Some more functions are also provided to help handling UTF-8 strings:
- isUtf8(): checks if a string contains well formed UTF-8
- toASCII(): generic UTF-8 to ASCII transliteration
- bestFit(): UTF-8 to Code Page conversion using best fit mappings
- strtocasefold(): unicode transformation for caseless matching
- strtonatfold(): generic case sensitive transformation for collation matching
- getGraphemeClusters(): splits a string to an array of grapheme clusters
These functions are all static methods of the Patchwork\Utf8
class. The best
way to use them is to add a use Patchwork\Utf8 as u;
at the beginning of your
files, then when UTF-8 awareness is required, prefix by u::
when calling them:
echo strlen("déjà");
may become echo u::strlen("déjà");
eg.
Patchwork\Utf8
relies on the mbstring
, iconv
and intl
PHP extensions.
When one or all of these extensions are missing, partial PHP fallback implementations are provided:
mbstring
: mb_convert_encoding, mb_decode_mimeheader, mb_encode_mimeheader, mb_convert_case, mb_internal_encoding, mb_list_encodings, mb_strlen, mb_strpos, mb_strrpos, mb_strtolower, mb_strtoupper, mb_substitute_character, mb_substr, mb_stripos, mb_stristr, mb_strrchr, mb_strrichr, mb_strripos, mb_strstr.iconv
: iconv, iconv_mime_decode, iconv_mime_decode_headers, iconv_get_encoding, iconv_set_encoding, iconv_mime_encode, ob_iconv_handler, iconv_strlen, iconv_strpos, iconv_strrpos, iconv_substr.intl
: Normalizer, grapheme_extract, grapheme_stripos, grapheme_stristr, grapheme_strlen, grapheme_strpos, grapheme_strripos, grapheme_strrpos, grapheme_strstr, grapheme_substr.

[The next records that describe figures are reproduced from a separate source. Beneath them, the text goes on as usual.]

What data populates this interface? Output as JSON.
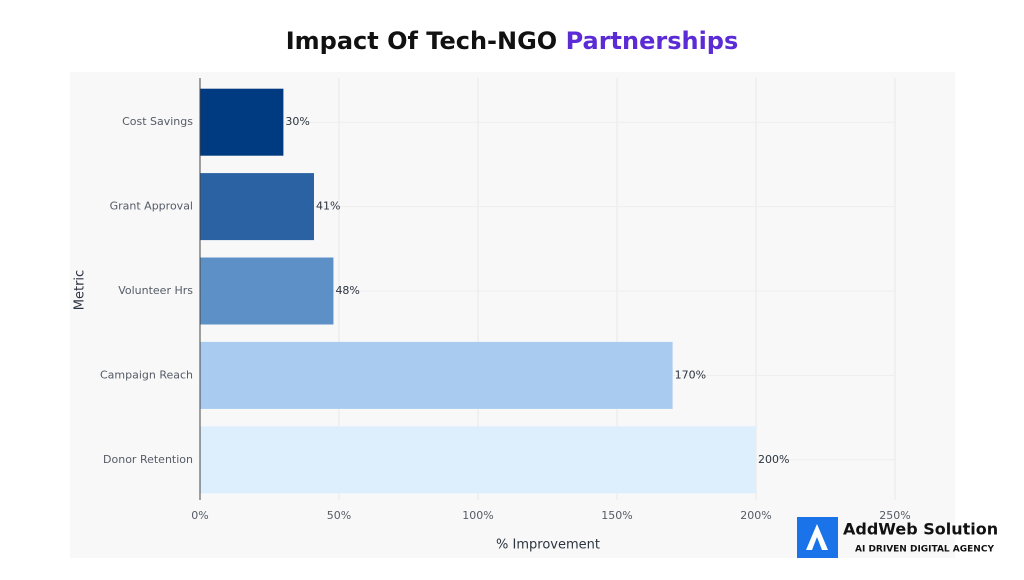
{
  "chart_data": {
    "type": "hbar",
    "title_parts": [
      "Impact Of Tech-NGO",
      "Partnerships"
    ],
    "x_label": "% Improvement",
    "y_label": "Metric",
    "categories": [
      "Cost Savings",
      "Grant Approval",
      "Volunteer Hrs",
      "Campaign Reach",
      "Donor Retention"
    ],
    "values": [
      30,
      41,
      48,
      170,
      200
    ],
    "value_labels": [
      "30%",
      "41%",
      "48%",
      "170%",
      "200%"
    ],
    "colors": [
      "#003a80",
      "#2a62a3",
      "#5e90c8",
      "#a9cbef",
      "#ddeefd"
    ],
    "xlim": [
      0,
      250
    ],
    "xticks": [
      {
        "value": 0,
        "label": "0%"
      },
      {
        "value": 50,
        "label": "50%"
      },
      {
        "value": 100,
        "label": "100%"
      },
      {
        "value": 150,
        "label": "150%"
      },
      {
        "value": 200,
        "label": "200%"
      },
      {
        "value": 250,
        "label": "250%"
      }
    ],
    "grid": true
  },
  "branding": {
    "name": "AddWeb Solution",
    "tagline": "AI DRIVEN DIGITAL AGENCY"
  }
}
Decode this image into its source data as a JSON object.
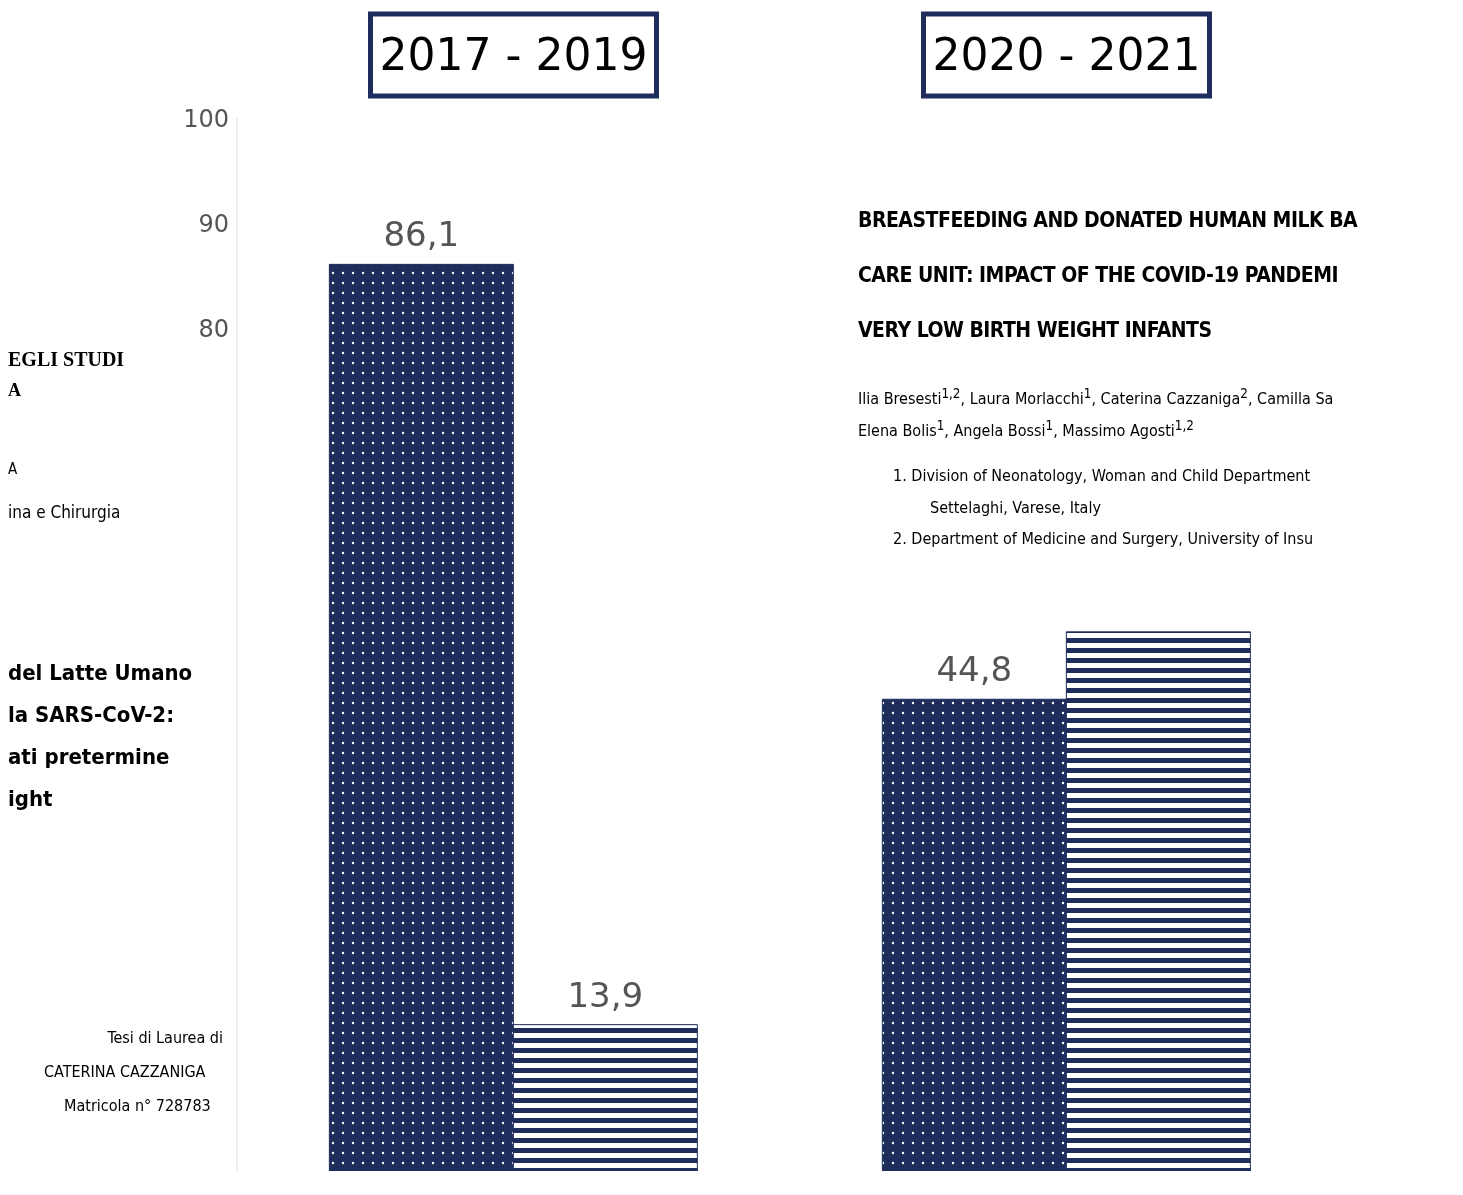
{
  "chart_data": {
    "type": "bar",
    "categories": [
      "2017 - 2019",
      "2020 - 2021"
    ],
    "series": [
      {
        "color": "#1f2d5c",
        "values": [
          86.1,
          44.8
        ],
        "value_labels": [
          "86,1",
          "44,8"
        ]
      },
      {
        "color": "#1f2d5c",
        "values": [
          13.9,
          51.2
        ],
        "value_labels": [
          "13,9",
          null
        ]
      }
    ],
    "ylim": [
      0,
      100
    ],
    "yticks": [
      80,
      90,
      100
    ],
    "annotations": [
      "EGLI STUDI",
      "A",
      "A",
      "ina e Chirurgia",
      "del Latte Umano",
      "la SARS-CoV-2:",
      "ati pretermine",
      "ight",
      "Tesi di Laurea di",
      "CATERINA CAZZANIGA",
      "Matricola n° 728783",
      "BREASTFEEDING AND DONATED HUMAN MILK BA",
      "CARE UNIT: IMPACT OF THE COVID-19 PANDEMI",
      "VERY LOW BIRTH WEIGHT INFANTS",
      "Ilia Bresesti$^{1,2}$, Laura Morlacchi$^{1}$, Caterina Cazzaniga$^{2}$, Camilla Sa",
      "Elena Bolis$^{1}$, Angela Bossi$^{1}$, Massimo Agosti$^{1,2}$",
      "1. Division of Neonatology, Woman and Child Department",
      "Settelaghi, Varese, Italy",
      "2. Department of Medicine and Surgery, University of Insu"
    ]
  }
}
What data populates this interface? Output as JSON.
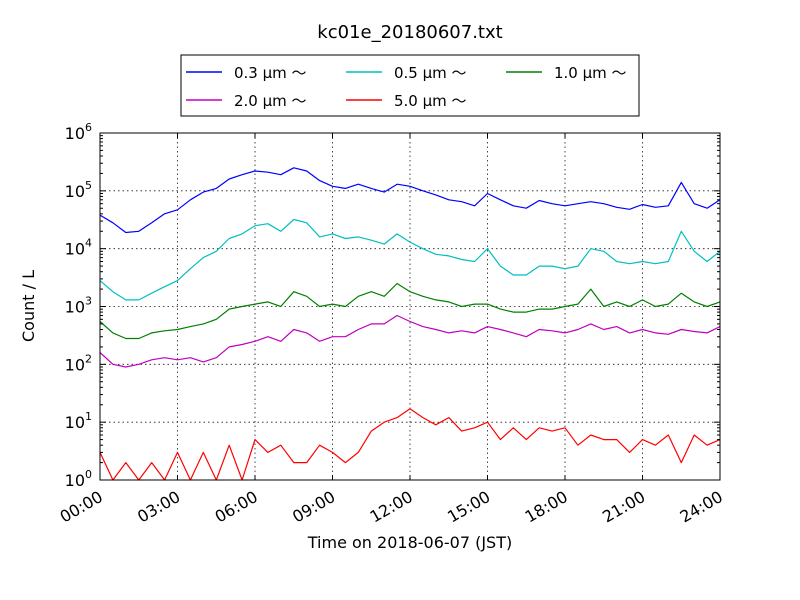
{
  "chart_data": {
    "type": "line",
    "title": "kc01e_20180607.txt",
    "xlabel": "Time on 2018-06-07 (JST)",
    "ylabel": "Count / L",
    "y_scale": "log",
    "ylim": [
      1,
      1000000
    ],
    "xlim": [
      "00:00",
      "24:00"
    ],
    "grid": true,
    "legend_position": "top-center",
    "x_ticks": [
      "00:00",
      "03:00",
      "06:00",
      "09:00",
      "12:00",
      "15:00",
      "18:00",
      "21:00",
      "24:00"
    ],
    "y_ticks": [
      {
        "base": "10",
        "exp": "0"
      },
      {
        "base": "10",
        "exp": "1"
      },
      {
        "base": "10",
        "exp": "2"
      },
      {
        "base": "10",
        "exp": "3"
      },
      {
        "base": "10",
        "exp": "4"
      },
      {
        "base": "10",
        "exp": "5"
      },
      {
        "base": "10",
        "exp": "6"
      }
    ],
    "x": [
      "00:00",
      "00:30",
      "01:00",
      "01:30",
      "02:00",
      "02:30",
      "03:00",
      "03:30",
      "04:00",
      "04:30",
      "05:00",
      "05:30",
      "06:00",
      "06:30",
      "07:00",
      "07:30",
      "08:00",
      "08:30",
      "09:00",
      "09:30",
      "10:00",
      "10:30",
      "11:00",
      "11:30",
      "12:00",
      "12:30",
      "13:00",
      "13:30",
      "14:00",
      "14:30",
      "15:00",
      "15:30",
      "16:00",
      "16:30",
      "17:00",
      "17:30",
      "18:00",
      "18:30",
      "19:00",
      "19:30",
      "20:00",
      "20:30",
      "21:00",
      "21:30",
      "22:00",
      "22:30",
      "23:00",
      "23:30",
      "24:00"
    ],
    "series": [
      {
        "name": "0.3 μm ～",
        "color": "#0000ff",
        "values": [
          38000,
          28000,
          19000,
          20000,
          28000,
          40000,
          47000,
          70000,
          95000,
          110000,
          160000,
          190000,
          220000,
          210000,
          190000,
          250000,
          220000,
          150000,
          120000,
          110000,
          130000,
          110000,
          95000,
          130000,
          120000,
          100000,
          85000,
          70000,
          65000,
          55000,
          90000,
          70000,
          55000,
          50000,
          68000,
          60000,
          55000,
          60000,
          65000,
          60000,
          52000,
          48000,
          58000,
          52000,
          55000,
          140000,
          60000,
          50000,
          70000
        ]
      },
      {
        "name": "0.5 μm ～",
        "color": "#00bfbf",
        "values": [
          2800,
          1800,
          1300,
          1300,
          1700,
          2200,
          2800,
          4500,
          7000,
          9000,
          15000,
          18000,
          25000,
          27000,
          20000,
          32000,
          28000,
          16000,
          18000,
          15000,
          16000,
          14000,
          12000,
          18000,
          13000,
          10000,
          8000,
          7500,
          6500,
          6000,
          10000,
          5000,
          3500,
          3500,
          5000,
          5000,
          4500,
          5000,
          10000,
          9000,
          6000,
          5500,
          6000,
          5500,
          6000,
          20000,
          9000,
          6000,
          9000
        ]
      },
      {
        "name": "1.0 μm ～",
        "color": "#008000",
        "values": [
          550,
          350,
          280,
          280,
          350,
          380,
          400,
          450,
          500,
          600,
          900,
          1000,
          1100,
          1200,
          1000,
          1800,
          1500,
          1000,
          1100,
          1000,
          1500,
          1800,
          1500,
          2500,
          1800,
          1500,
          1300,
          1200,
          1000,
          1100,
          1100,
          900,
          800,
          800,
          900,
          900,
          1000,
          1100,
          2000,
          1000,
          1200,
          1000,
          1300,
          1000,
          1100,
          1700,
          1200,
          1000,
          1200
        ]
      },
      {
        "name": "2.0 μm ～",
        "color": "#bf00bf",
        "values": [
          160,
          100,
          90,
          100,
          120,
          130,
          120,
          130,
          110,
          130,
          200,
          220,
          250,
          300,
          250,
          400,
          350,
          250,
          300,
          300,
          400,
          500,
          500,
          700,
          550,
          450,
          400,
          350,
          380,
          350,
          450,
          400,
          350,
          300,
          400,
          380,
          350,
          400,
          500,
          400,
          450,
          350,
          400,
          350,
          330,
          400,
          370,
          350,
          450
        ]
      },
      {
        "name": "5.0 μm ～",
        "color": "#ff0000",
        "values": [
          3,
          1,
          2,
          1,
          2,
          1,
          3,
          1,
          3,
          1,
          4,
          1,
          5,
          3,
          4,
          2,
          2,
          4,
          3,
          2,
          3,
          7,
          10,
          12,
          17,
          12,
          9,
          12,
          7,
          8,
          10,
          5,
          8,
          5,
          8,
          7,
          8,
          4,
          6,
          5,
          5,
          3,
          5,
          4,
          6,
          2,
          6,
          4,
          5
        ]
      }
    ]
  }
}
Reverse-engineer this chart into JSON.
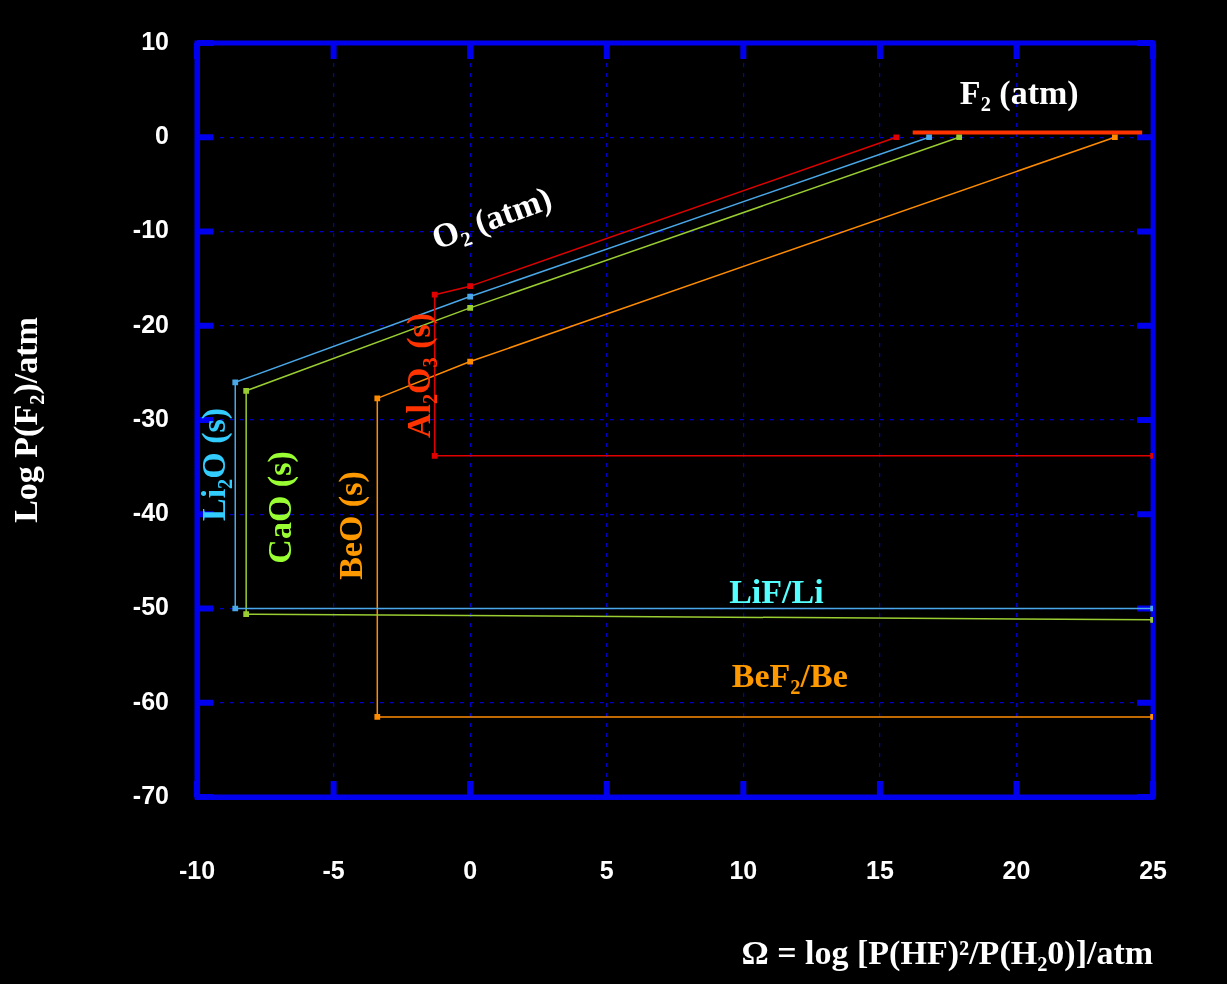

Fallback implementations for utf8_encode
and utf8_decode
are also provided,
enhanced to Windows-1252 instead of ISO-8859-1.
Including the bootup.utf8.php
file is the easiest way to enable these features
and configure PHP for a UTF-8 aware application.
This code is extracted from the Patchwork framework. It is released here standalone in the hope that it can be used in a different context successfully!